DE CÓMO IMPUSIMOS EN MUY BUENAS Y SANTAS DOCTRINAS Á LOS INDIOS DE LA NUEVA-ESPAÑA, Y DE SU CONVERSION, Y DE CÓMO SE BAUTIZARON, Y VOLVIERON Á NUESTRA SANTA FE, Y LES ENSEÑAMOS OFICIOS QUE SE USAN EN CASTILLA, Y Á TENER Y GUARDAR JUSTICIA.

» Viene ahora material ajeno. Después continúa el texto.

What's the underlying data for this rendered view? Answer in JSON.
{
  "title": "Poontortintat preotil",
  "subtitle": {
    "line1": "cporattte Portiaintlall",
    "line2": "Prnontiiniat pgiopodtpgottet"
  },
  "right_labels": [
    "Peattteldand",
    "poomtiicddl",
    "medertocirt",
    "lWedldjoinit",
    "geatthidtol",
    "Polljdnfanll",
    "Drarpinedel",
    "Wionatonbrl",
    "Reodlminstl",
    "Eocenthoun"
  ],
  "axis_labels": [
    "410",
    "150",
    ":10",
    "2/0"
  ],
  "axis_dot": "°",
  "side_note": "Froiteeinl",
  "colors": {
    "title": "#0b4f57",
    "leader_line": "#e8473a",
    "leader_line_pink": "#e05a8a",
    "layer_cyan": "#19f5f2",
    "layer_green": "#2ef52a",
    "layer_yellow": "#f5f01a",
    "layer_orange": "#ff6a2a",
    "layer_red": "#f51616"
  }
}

Despues de quitadas las idolatrías y todos los malos vicios que se usaban, quiso Nuestro Señor Dios que con su santa ayuda, y con la buena ventura y santas cristiandades de los cristianísimos Emperador don Cárlos, de gloriosa memoria, y de nuestro Rey y Señor, felicísimo y invictísimo Rey de las Españas, don Felipe nuestro señor, su muy amado y querido hijo, que Dios le dé muchos años de vida, con acrecentamiento de más reinos, para que en este su santo y feliz tiempo lo goce él y sus descendientes, se han bautizado desde que los conquistamos todas cuantas personas habia, así hombres como mujeres, y niños que despues han nacido, que de ántes iban perdidas sus ánimas á los infiernos, y ahora, como hay muchos y buenos religiosos de señor San Francisco y de Santo Domingo y de nuestra Señora de la Merced, y de otras órdenes, andan en los pueblos predicando, y en siendo la criatura de los dias que manda nuestra santa madre Iglesia de Roma, los bautizan; y demas desto, con los santos sermones que les hacen, el santo Evangelio está muy bien plantado en sus corazones, y se confiesan cada año, y algunos de los que tienen más conocimiento á nuestra santa fe se comulgan.
Y demas desto, tienen sus iglesias muy ricamente adornadas de altares, y todo lo perteneciente para el santo culto divino, con cruces y candeleros y ciriales, y cáliz y patenas, y platos, unos chicos y otros grandes, de plata, é incensario, todo labrado de plata.